Publié par Gilles Munier sur 5 Octobre 2021, 12:16pm

Catégories : #Irak

Le 15 juillet 2020, Moqtada al-Sadr avait appelé au boycott des législatives… Il a finalement décidé que son courant prendrait part au scrutin du 10 octobre

Par Soulayma Mardan Bey (revue de presse : L’Orient-Le Jour – 4/10/21)*

C’était l’une des promesses du Premier ministre irakien Moustapha el-Kazimi au mouvement d’octobre 2019 : des élections législatives auront bel et bien lieu dans une semaine, en dépit des multiples turbulences que le processus organisationnel a traversées. Mais le rendez-vous électoral du 10 octobre est d’ores et déjà confronté à une double menace : la corruption et le clientélisme, d’une part ; un rejet massif par les contestataires irakiens, d’autre part.

Car si la programmation d’un scrutin anticipé faisait effectivement partie à l’origine des revendications du soulèvement, de larges factions parmi celui-ci assurent désormais vouloir le boycotter. En cause : le climat d’insécurité qui règne dans le pays et menaçant les voix critiques. « L’un des plus grands risques dans l’abstention et le boycott des élections, c’est qu’il s’agit précisément de ce que les forces traditionnelles ont souhaité pendant plus de 17 ans pour que seuls leurs bénéficiaires participent », commente Adil el-Lami, premier chef de la Commission électorale irakienne.

Depuis le déclenchement de l’intifada il y a presque deux ans à Bagdad et dans le Sud – majoritairement chiite – du pays, la violence contre les opposants au régime se déchaîne, imputée pour une grande part aux forces de sécurité irakiennes et aux factions armées proches de Téhéran, regroupées pour la plupart au sein de la coalition paramilitaire d’al-Hachd ach-chaabi (PMF). Dans le sillage de l’élimination en janvier 2020 de Kassem Soleimani – ex-commandant en chef de l’unité d’élite al-Qods au sein des gardiens de la révolution iranienne – et de Abou Mahdi el-Mouhandis – ancien leader de facto des PMF –, les espaces de révolte se réduisent comme peau de chagrin et la répression prend un autre visage, celui des assassinats ciblés.

Dans ces circonstances, la nouvelle loi électorale, approuvée par le Parlement en décembre 2019 et censée faire plus de place aux concurrents indépendants, risque de ne pas porter ses fruits. C’est cependant compter sans l’impact que pourrait avoir l’appel le 29 septembre de la plus haute autorité religieuse chiite en Irak – la figure fédératrice de l’ayatollah Ali Sistani – en faveur d’une participation massive. À une semaine du scrutin, L’Orient-Le Jour revient sur les principales forces politiques en lice.

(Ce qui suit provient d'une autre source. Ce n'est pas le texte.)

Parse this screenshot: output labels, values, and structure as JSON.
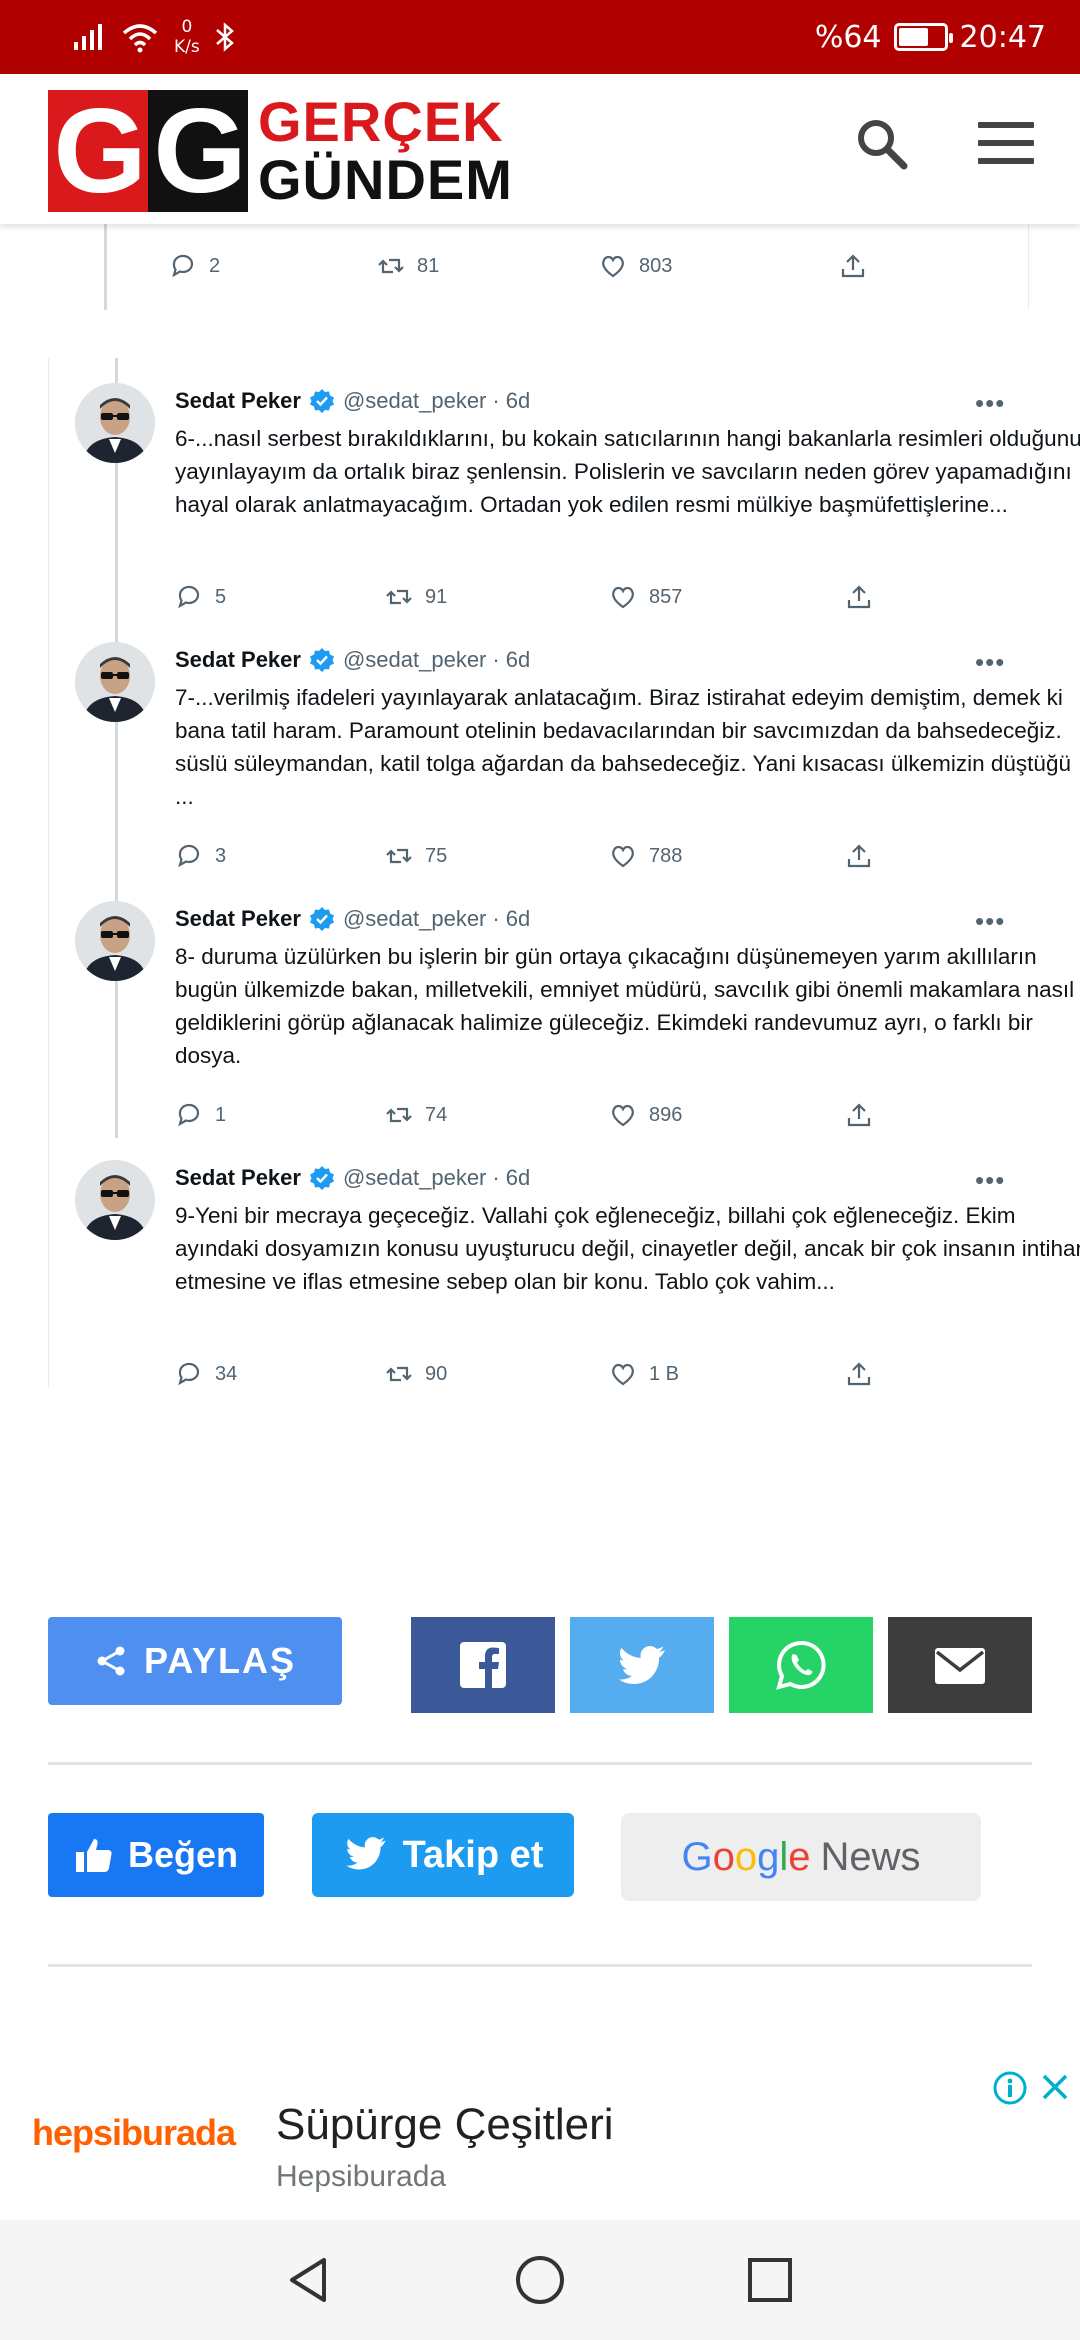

Les principales forces politiques chiites

1- Le mouvement sadriste

Année de fondation : 2003

Leader : Moqtada Sadr

Milice : l’Armée du mahdi

Positionnement : nationaliste chiite, lutte contre les États-Unis, relations conflictuelles avec l’Iran, populisme.

Pour la seconde fois consécutive, le mouvement sadriste devrait arriver en tête du scrutin et former le groupe le plus important au sein du Parlement irakien. Si son caractère imprévisible et ses retournements de veste sont régulièrement soulignés par les analystes, Moqtada Sadr peut se targuer d’une inébranlable consistance depuis 2003 sur au moins un sujet : la lutte contre l’occupation américaine. Après avoir soutenu du bout des lèvres l’intifada d’octobre – à laquelle nombre de sadristes ont participé –, il a appelé, après l’élimination de Soleimani et de Mohandis, ses partisans à déserter les places publiques. « Notre position initiale a été de protéger les manifestations et d’œuvrer à la préservation de leur caractère pacifique dans l’espoir que cela aboutisse à des réformes », déclare Riyad el-Massoudi, député de la coalition Sa’iroun au sein de laquelle le mouvement sadriste est prépondérant. « Mais il y avait des orientations au sein même de ces manifestations liées à des parties extérieures. Par ailleurs, le Hirak s’est surtout développé dans neuf régions, de Bagdad à Bassora. Pourquoi pas à l’Ouest ou au Nord ? Comme si le but était de s’opposer à un gouvernement dit chiite, alors que celui-ci regroupe toutes les composantes du pays. Tout le monde aurait dû être tenu pour responsable de la situation en Irak. »Au cours de la décennie, Moqtada Sadr a réussi à engranger des gains politiques au Parlement et au gouvernement tout en se plaçant avant 2019 à la tête des mobilisations populaires contre les autorités. Actuellement, certains lui reprochent d’être juge et partie, à plus forte raison que s’est accrue au cours de ces dernières années la mainmise des sadristes sur des secteurs-clés de l’État, tels que le pétrole, l’électricité ou encore les transports. « Le mouvement sadriste ne prend jamais de l’ampleur, mais reste constant. C’est à la fois pour lui un avantage et un désavantage. Il est difficile d’imaginer que beaucoup de ses partisans puissent s’en éloigner aujourd’hui », commente Marsin el-Shammary, chercheuse non résidente au Belfer Center de la Harvard Kennedy School. « Mais le mouvement ne gagne jamais suffisamment au point de pouvoir choisir à lui seul le Premier ministre et former le gouvernement. Moqtada Sadr s’est trouvé dans une position de faiseur de rois à cause surtout des faibles taux de participation. »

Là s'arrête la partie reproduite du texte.